Honneur, du moins à M. Henri Martin qui avoue les faits tels qu’ils sont ! Il est même fier de sa doctrine ; mais il en délivre à son pays le brevet d’invention. « On a, dit-il, des dernières années de Charlemagne des capitulaires assez étendus ; le synode d’automne, assemblé à Aix en 809, avait traité sous sa présidence une question d’une immense portée : c’était une face nouvelle du dogme de la Trinité : la co-éternité et la consubstantialité des trois personnes divines avaient été proclamées depuis longtemps par les conciles œcuméniques ; un moine de Jérusalem souleva la question de savoir si le Saint-Esprit procède du Fils comme du Père. L’Église d’Occident s’inquiéta fort d’une solution qu’indique la position des trois termes de la Trinité, et que donne bien plus nettement le sens intime de ce grand mystère : Smaragdus abbé de Saint-Mihiel, un des auteurs de la restauration des lettres en Gaule, établit l’affirmative, non par la métaphysique, mais par l’Écriture et les Pères, et le concile d’Aix-la-Chapelle ajouta, dans le symbole de Nicée, les mots Filioque au qui ex Patre procedit. L’empereur envoya à Rome son cousin Adalhard, abbé de Corbie, et l’évêque de Worms pour communiquer au pape cette grave innovation, qui avait un précédent. L’addition du Filioque avait été décrétée jadis en Espagne par le troisième concile de Tolède, et s’y était maintenue. Le pape, sans nier l’orthodoxie de l’opinion des prélats gallo-franks, s’efforça de leur faire retirer le Filioque du Symbole, et déclara toute innovation illégitime.
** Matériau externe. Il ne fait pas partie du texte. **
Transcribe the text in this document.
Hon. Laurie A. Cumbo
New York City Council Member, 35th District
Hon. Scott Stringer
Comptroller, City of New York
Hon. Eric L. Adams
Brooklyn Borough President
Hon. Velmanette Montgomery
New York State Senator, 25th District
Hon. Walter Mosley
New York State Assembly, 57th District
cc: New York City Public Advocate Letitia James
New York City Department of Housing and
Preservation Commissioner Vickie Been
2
On ne l’écouta pas plus qu’on n’avait écouté son prédécesseur dans l’affaire du culte des images, et le Filioque resta dans le Symbole, où on le chante encore de nos jours. Rome finit par suivre la Gaule. La Gaule franke, succédant dignement à cette Gaule romaine qui avait tant fait pour le christianisme, eut ainsi la gloire de compléter, malgré Rome, le dogme souverain de la théologie et ce qu’on peut nommer la métaphysique divine.
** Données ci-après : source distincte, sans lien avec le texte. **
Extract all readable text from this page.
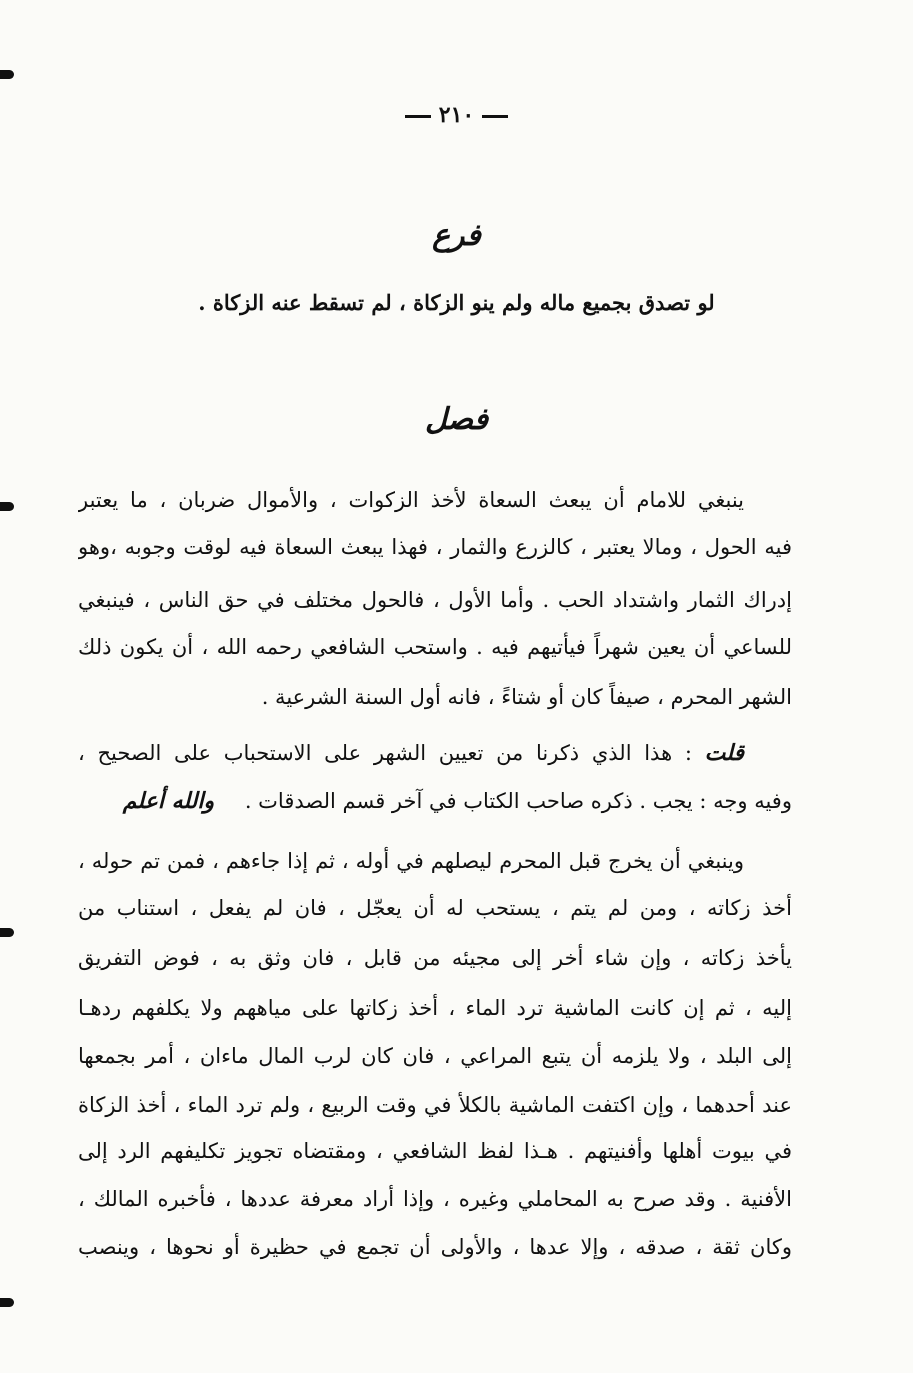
٢١٠
فرع
لو تصدق بجميع ماله ولم ينو الزكاة ، لم تسقط عنه الزكاة .
فصل
ينبغي للامام أن يبعث السعاة لأخذ الزكوات ، والأموال ضربان ، ما يعتبر
فيه الحول ، ومالا يعتبر ، كالزرع والثمار ، فهذا يبعث السعاة فيه لوقت وجوبه ،وهو
إدراك الثمار واشتداد الحب . وأما الأول ، فالحول مختلف في حق الناس ، فينبغي
للساعي أن يعين شهراً فيأتيهم فيه . واستحب الشافعي رحمه الله ، أن يكون ذلك
الشهر المحرم ، صيفاً كان أو شتاءً ، فانه أول السنة الشرعية .
قلت : هذا الذي ذكرنا من تعيين الشهر على الاستحباب على الصحيح ،
وفيه وجه : يجب . ذكره صاحب الكتاب في آخر قسم الصدقات . والله أعلم
وينبغي أن يخرج قبل المحرم ليصلهم في أوله ، ثم إذا جاءهم ، فمن تم حوله ،
أخذ زكاته ، ومن لم يتم ، يستحب له أن يعجّل ، فان لم يفعل ، استناب من
يأخذ زكاته ، وإن شاء أخر إلى مجيئه من قابل ، فان وثق به ، فوض التفريق
إليه ، ثم إن كانت الماشية ترد الماء ، أخذ زكاتها على مياههم ولا يكلفهم ردهـا
إلى البلد ، ولا يلزمه أن يتبع المراعي ، فان كان لرب المال ماءان ، أمر بجمعها
عند أحدهما ، وإن اكتفت الماشية بالكلأ في وقت الربيع ، ولم ترد الماء ، أخذ الزكاة
في بيوت أهلها وأفنيتهم . هـذا لفظ الشافعي ، ومقتضاه تجويز تكليفهم الرد إلى
الأفنية . وقد صرح به المحاملي وغيره ، وإذا أراد معرفة عددها ، فأخبره المالك ،
وكان ثقة ، صدقه ، وإلا عدها ، والأولى أن تجمع في حظيرة أو نحوها ، وينصب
Les circonstances de ce grand fait religieux montrent à quel point l’autorité du pape était encore bornée en matière dogmatique. Les conciles gallo-franks, convoqués sans lui, décidaient malgré lui. »

Vous pouvez être fier de n’importe quelle doctrine, cela ne nous regarde pas ; il nous suffit que vous en avouïez la paternité et que vous cessiez enfin de mystifier le monde.